In fact, violence as a symbol of our growing irrationality has had an increasing role in activity for its own sake, when no possible justification could be made that the activity was seeking to resolve a problem.
Carroll Quigley

41.
Inflation, especially a slow steady rise in prices, encourages producers, because it means that they can commit themselves to costs of production on one price level and then, later, offer the finished product for sale at a somewhat higher price level. This situation encourages production because it gives confidence of an almost certain profit margin.
Carroll Quigley

42.
When we approach history, we are dealing with a conglomeration of irrational continua. Those who deal with history by nonrational processes are the ones who make history, the actors in it.
Carroll Quigley

43.
One of the chief reasons for the widespread fear of the Huns rested on their ability to travel very long distances in relatively short periods.

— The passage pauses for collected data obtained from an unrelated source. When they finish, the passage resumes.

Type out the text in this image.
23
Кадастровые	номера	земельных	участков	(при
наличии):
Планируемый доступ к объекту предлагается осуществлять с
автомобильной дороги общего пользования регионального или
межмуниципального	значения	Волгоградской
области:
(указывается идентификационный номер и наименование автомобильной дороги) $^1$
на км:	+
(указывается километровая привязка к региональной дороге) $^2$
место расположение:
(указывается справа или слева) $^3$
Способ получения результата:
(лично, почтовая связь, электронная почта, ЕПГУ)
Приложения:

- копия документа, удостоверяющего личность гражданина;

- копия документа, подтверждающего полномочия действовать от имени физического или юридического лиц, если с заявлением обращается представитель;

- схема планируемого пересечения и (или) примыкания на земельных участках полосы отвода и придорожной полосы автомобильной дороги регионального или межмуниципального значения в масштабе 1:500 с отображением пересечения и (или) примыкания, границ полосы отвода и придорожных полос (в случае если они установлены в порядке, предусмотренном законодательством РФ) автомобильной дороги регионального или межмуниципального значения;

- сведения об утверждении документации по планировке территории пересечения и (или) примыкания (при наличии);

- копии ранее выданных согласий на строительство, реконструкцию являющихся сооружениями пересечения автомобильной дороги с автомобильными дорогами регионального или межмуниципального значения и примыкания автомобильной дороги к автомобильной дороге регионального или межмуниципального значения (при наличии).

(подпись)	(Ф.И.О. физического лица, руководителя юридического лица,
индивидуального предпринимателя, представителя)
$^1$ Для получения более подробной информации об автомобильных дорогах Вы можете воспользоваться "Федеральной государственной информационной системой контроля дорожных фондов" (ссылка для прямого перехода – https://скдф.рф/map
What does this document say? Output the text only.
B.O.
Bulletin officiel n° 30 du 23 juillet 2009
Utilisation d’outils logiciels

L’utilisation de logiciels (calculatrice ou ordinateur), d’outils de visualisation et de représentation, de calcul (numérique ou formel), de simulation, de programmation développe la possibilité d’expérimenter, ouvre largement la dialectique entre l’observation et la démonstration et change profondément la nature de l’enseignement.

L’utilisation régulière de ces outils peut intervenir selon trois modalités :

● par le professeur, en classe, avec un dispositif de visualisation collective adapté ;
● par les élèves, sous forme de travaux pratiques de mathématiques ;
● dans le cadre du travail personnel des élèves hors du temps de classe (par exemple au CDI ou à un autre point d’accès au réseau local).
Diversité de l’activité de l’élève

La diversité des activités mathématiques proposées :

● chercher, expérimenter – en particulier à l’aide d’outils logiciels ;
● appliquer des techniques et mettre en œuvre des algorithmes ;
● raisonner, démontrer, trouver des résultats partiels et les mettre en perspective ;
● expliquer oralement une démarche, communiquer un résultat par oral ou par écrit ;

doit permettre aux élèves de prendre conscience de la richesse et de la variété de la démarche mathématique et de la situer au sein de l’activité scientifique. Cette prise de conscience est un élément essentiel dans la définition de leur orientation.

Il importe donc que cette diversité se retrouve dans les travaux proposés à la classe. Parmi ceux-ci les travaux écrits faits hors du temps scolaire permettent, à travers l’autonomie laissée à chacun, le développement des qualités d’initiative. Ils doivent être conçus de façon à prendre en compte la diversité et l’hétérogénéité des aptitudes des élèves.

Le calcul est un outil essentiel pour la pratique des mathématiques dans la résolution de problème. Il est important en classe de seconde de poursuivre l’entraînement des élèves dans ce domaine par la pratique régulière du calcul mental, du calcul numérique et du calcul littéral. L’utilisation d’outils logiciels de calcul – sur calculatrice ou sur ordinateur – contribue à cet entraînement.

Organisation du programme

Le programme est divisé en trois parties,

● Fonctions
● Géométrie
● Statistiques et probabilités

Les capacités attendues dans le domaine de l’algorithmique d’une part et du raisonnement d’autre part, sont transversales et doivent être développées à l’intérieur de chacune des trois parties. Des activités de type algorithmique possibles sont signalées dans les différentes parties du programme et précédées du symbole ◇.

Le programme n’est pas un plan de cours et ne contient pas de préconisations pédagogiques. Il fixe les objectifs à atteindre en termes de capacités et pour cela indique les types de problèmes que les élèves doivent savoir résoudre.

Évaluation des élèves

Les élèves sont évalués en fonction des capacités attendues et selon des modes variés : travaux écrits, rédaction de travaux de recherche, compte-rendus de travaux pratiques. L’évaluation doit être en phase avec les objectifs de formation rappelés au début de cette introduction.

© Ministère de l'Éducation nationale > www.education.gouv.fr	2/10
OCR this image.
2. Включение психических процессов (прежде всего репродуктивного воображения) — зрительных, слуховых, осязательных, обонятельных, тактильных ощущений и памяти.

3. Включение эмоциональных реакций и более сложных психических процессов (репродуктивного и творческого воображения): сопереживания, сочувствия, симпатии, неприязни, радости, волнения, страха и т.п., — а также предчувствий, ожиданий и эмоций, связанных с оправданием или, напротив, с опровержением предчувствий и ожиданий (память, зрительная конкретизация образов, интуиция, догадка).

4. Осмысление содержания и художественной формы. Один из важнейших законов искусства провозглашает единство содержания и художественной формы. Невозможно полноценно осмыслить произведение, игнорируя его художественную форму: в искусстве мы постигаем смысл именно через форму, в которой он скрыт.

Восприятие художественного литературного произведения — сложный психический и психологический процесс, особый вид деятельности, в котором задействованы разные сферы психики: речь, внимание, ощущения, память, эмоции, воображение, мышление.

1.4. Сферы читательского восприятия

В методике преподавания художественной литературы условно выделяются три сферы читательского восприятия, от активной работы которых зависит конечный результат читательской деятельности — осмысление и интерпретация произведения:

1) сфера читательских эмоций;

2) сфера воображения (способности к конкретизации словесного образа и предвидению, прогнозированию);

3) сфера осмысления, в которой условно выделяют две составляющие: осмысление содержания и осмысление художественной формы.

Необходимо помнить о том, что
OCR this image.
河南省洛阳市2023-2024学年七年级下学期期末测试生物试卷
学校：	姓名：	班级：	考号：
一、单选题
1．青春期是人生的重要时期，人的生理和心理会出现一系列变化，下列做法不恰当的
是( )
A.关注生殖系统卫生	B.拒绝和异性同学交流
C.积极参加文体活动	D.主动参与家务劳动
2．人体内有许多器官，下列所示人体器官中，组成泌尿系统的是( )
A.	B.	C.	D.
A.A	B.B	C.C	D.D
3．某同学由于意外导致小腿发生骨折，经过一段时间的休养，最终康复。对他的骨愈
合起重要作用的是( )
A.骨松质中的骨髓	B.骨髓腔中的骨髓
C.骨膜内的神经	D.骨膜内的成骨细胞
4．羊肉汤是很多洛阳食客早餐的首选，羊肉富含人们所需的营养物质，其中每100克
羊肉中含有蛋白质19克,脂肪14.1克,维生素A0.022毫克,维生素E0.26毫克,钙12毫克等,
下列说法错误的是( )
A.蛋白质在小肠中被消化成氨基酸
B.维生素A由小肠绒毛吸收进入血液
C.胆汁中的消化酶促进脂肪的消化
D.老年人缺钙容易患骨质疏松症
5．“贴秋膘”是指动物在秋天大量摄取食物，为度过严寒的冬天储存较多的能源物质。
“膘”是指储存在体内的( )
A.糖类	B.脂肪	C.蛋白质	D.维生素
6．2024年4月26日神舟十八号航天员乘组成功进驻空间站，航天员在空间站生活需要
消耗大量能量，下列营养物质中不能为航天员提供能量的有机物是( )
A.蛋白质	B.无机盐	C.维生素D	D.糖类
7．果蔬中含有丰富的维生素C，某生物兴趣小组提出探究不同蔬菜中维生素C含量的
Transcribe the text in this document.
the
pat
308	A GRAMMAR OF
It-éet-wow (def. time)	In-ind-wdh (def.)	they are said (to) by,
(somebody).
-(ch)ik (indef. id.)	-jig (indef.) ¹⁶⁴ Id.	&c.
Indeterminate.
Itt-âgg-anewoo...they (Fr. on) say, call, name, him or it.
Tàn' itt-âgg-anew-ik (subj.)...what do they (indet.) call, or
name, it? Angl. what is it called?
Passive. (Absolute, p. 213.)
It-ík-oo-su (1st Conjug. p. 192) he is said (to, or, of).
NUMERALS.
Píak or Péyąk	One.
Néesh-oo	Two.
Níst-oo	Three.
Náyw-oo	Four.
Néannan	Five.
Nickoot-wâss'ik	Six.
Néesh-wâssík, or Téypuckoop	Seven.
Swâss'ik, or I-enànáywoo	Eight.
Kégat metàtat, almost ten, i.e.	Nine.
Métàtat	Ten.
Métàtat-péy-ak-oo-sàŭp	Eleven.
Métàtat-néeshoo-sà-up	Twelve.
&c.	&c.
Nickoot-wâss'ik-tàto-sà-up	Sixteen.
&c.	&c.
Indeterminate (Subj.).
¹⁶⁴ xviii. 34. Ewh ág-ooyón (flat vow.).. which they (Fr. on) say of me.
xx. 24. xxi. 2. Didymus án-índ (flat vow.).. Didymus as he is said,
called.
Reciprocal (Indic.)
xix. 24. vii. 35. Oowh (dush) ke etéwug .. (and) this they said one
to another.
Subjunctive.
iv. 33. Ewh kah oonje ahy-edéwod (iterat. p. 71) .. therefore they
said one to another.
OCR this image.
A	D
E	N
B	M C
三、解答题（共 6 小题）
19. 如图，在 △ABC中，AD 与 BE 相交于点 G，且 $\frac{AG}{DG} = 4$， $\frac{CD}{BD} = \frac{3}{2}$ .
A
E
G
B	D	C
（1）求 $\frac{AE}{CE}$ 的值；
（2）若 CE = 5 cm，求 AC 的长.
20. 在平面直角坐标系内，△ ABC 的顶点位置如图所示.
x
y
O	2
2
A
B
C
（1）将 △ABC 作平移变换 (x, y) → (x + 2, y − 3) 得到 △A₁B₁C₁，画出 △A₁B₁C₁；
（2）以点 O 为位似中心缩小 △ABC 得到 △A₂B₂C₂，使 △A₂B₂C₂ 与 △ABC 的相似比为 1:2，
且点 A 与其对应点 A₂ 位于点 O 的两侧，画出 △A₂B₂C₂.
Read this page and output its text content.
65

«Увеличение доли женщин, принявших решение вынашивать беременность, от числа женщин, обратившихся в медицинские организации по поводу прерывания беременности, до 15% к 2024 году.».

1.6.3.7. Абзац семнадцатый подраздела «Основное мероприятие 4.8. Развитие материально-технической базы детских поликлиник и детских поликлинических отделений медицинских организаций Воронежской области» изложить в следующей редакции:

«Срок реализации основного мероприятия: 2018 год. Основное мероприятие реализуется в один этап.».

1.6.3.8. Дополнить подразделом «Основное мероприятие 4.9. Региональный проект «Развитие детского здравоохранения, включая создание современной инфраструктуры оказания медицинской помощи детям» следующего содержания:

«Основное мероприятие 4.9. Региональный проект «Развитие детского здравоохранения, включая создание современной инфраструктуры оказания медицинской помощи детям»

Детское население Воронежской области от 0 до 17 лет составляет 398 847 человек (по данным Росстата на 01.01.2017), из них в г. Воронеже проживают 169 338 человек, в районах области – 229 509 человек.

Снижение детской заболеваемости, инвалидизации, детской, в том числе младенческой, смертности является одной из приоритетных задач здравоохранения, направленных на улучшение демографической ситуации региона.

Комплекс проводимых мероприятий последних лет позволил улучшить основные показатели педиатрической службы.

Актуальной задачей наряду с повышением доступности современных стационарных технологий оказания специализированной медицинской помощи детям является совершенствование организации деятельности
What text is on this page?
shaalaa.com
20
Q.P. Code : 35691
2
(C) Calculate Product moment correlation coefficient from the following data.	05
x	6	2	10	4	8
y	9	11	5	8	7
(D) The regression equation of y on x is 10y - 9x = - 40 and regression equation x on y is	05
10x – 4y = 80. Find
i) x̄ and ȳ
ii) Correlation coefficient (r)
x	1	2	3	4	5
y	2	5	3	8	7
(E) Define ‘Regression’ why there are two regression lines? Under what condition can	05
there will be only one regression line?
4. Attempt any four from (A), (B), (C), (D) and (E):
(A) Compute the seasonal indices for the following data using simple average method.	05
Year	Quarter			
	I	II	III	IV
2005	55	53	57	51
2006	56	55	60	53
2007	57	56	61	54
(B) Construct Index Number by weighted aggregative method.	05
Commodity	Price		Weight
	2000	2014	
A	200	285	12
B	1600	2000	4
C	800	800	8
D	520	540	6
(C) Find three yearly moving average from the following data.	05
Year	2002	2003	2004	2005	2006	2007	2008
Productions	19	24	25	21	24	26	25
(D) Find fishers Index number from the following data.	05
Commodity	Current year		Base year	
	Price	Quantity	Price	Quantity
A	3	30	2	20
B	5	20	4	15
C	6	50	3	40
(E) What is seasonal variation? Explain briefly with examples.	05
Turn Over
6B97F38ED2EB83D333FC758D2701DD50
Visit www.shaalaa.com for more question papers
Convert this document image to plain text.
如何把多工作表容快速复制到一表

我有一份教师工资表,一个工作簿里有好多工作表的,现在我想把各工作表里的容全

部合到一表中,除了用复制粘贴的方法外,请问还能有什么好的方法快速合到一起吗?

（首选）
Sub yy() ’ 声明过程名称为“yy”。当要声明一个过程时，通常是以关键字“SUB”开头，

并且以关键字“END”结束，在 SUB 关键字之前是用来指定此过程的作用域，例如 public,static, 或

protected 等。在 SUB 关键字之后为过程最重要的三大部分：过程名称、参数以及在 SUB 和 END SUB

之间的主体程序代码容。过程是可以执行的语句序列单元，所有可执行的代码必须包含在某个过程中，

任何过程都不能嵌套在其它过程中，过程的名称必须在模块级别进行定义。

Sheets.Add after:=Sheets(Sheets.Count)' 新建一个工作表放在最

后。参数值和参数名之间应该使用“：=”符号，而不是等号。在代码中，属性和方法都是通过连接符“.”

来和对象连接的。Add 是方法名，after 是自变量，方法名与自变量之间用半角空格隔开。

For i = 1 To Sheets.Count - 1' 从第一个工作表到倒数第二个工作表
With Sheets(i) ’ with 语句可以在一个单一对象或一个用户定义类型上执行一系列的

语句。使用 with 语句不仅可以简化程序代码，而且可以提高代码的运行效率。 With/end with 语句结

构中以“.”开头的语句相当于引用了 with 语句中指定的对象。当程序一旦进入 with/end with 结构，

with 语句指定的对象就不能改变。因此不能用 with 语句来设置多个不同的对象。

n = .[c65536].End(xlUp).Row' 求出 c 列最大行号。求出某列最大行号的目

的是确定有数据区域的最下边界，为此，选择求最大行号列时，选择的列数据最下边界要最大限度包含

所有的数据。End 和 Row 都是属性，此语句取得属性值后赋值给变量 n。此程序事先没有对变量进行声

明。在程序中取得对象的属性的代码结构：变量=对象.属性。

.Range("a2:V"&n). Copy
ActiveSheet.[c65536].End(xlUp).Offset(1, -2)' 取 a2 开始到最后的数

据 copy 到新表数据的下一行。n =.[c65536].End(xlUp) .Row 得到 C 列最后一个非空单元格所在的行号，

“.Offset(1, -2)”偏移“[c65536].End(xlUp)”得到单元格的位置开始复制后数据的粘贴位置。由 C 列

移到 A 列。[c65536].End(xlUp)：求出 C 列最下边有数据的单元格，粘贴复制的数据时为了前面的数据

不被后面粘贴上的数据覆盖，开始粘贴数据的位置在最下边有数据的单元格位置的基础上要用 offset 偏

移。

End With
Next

This ability may well have been based on their use of horseshoes.
Carroll Quigley

44.
Each individual in a society is a nexus where innumerable relationships of this character intersect.
Carroll Quigley

45.
The West believes that man and the universe are both complex and that the apparently discordant parts of each can be put into a reasonably workable arrangement with a little good will, patience, and experimentation.
Carroll Quigley

46.
Capitalism might be defined, if we wish to be scientific, as a form of economic organization motivated by the pursuit of profit within a price structure.
Carroll Quigley

47.
The process by which civilization, as an abstract entity distinct from the societies in which it is embodied, dies or is reborn is a very significant one.
Carroll Quigley

48.
The problem of meaning today is the problem of how the diverse and superficially self-contradictory experiences of men can be put into a consistent picture that will provide contemporary man with a convincing basis from which to live and to act.
Carroll Quigley

49.
Western civilization presents one of the most difficult tasks for historical analysis, because it is not yet finished, because we are a part of it and lack perspective, and because it presents considerable variation from our pattern of historical change.
Carroll Quigley

50.
The instrument of expansion of Classical civilization was a social organization, slavery.